The golden ratio is one of the most famous numbers in mathematics, written with the Greek letter phi and equal to roughly 1.618. It describes a special way of dividing a length so that the whole relates to the larger part exactly as the larger part relates to the smaller part, a proportion that has been used for centuries in art, architecture, product design, logos, photography and typography because it tends to look naturally balanced. This calculator makes working with it effortless. Enter a single measurement and tell the tool whether that figure is the longer segment, the shorter segment or the whole length, and it instantly returns the other two values along with phi itself, so you can lay out a design, crop an image, size a layout or set up a composition in perfect golden proportion.
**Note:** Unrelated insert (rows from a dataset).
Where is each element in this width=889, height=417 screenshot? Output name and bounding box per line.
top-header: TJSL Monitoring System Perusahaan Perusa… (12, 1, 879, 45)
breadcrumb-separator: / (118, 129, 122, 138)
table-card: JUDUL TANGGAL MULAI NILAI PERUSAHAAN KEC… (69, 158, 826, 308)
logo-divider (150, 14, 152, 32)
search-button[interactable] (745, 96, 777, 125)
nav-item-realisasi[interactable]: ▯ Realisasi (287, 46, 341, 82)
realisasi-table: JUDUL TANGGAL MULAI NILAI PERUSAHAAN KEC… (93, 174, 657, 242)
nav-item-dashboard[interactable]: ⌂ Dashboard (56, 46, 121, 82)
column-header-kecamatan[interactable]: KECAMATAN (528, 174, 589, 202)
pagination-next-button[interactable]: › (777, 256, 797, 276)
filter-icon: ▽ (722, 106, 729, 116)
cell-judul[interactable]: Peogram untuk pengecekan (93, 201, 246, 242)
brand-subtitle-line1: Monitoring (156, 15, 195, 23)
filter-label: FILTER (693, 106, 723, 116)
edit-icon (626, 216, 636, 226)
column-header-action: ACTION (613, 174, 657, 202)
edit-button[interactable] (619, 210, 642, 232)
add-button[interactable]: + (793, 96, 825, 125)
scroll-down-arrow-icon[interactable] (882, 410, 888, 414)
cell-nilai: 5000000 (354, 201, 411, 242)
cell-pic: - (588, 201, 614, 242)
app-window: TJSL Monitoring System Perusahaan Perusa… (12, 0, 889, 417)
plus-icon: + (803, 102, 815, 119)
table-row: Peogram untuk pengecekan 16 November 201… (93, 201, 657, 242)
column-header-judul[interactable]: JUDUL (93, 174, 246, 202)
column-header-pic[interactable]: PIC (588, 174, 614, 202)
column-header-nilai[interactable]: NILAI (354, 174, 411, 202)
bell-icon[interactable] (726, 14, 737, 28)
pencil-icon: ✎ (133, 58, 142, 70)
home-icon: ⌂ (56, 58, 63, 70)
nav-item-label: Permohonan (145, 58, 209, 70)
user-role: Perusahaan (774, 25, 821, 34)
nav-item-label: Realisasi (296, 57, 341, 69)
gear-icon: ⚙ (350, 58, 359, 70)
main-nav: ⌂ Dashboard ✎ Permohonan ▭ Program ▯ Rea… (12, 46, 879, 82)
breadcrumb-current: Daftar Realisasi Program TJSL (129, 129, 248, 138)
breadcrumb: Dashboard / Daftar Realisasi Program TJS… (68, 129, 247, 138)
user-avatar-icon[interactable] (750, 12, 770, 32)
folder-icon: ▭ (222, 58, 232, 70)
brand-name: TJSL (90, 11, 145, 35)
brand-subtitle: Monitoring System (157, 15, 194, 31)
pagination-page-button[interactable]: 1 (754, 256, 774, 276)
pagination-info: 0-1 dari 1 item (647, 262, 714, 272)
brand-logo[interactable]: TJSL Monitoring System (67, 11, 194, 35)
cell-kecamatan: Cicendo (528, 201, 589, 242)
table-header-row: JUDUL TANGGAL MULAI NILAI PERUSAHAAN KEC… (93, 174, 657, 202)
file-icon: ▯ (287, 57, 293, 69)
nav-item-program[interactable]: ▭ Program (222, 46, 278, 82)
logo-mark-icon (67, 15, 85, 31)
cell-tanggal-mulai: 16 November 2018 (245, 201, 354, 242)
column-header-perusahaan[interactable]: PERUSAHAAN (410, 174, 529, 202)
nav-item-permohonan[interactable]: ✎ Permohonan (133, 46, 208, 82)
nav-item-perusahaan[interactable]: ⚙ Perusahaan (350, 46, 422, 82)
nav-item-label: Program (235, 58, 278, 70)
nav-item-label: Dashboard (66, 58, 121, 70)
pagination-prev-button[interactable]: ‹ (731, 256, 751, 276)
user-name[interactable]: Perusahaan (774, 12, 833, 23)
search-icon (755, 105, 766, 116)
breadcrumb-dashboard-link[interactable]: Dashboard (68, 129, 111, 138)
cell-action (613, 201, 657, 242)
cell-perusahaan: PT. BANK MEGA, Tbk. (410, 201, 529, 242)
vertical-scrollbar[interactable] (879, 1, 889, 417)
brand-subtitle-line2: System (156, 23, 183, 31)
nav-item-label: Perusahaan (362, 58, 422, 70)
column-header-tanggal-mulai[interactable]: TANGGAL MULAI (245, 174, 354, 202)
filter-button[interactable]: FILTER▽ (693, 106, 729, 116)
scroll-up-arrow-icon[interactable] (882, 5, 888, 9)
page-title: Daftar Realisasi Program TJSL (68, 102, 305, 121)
It works in whatever unit you like, since the ratio is the same whether you are dealing with millimetres, pixels, centimetres or metres, which makes it just as handy for a web designer spacing a page as for a woodworker planning a cabinet or a student exploring the maths behind the spiral. The golden ratio also links to the Fibonacci sequence, where the ratio of each pair of neighbouring numbers creeps closer and closer to phi, and to the golden rectangle, which keeps its golden proportion even after you remove a square from it. Below the calculator you will find the exact formula, a clear worked example and the reasoning behind it, so you can understand the number rather than just use it, and apply it confidently in your own work.
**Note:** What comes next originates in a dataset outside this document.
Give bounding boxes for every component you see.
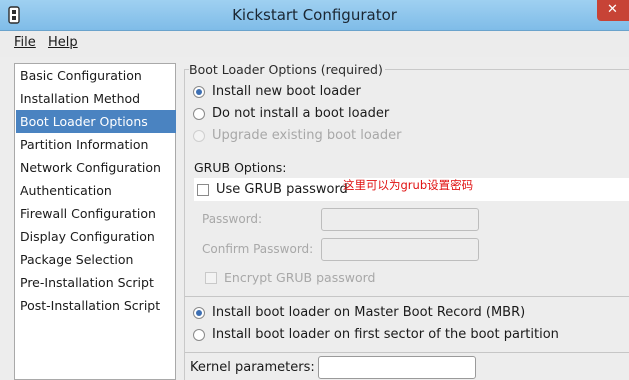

Phi equals (1 + the square root of 5) divided by 2, which is 1.6180339887. If you know the longer part, the shorter part is the longer part divided by phi and the whole is the longer part times phi. If you know the whole, the longer part is the whole divided by phi and the shorter part is what is left. Whichever value you start from, the calculator scales the other two so the proportions are exactly golden.
Take a longer segment of 100. The shorter part is 100 divided by 1.618, which is about 61.8. The whole is 100 times 1.618, which is about 161.8. Check it: the whole 161.8 divided by the longer part 100 is 1.618, and the longer part 100 divided by the shorter part 61.8 is also 1.618.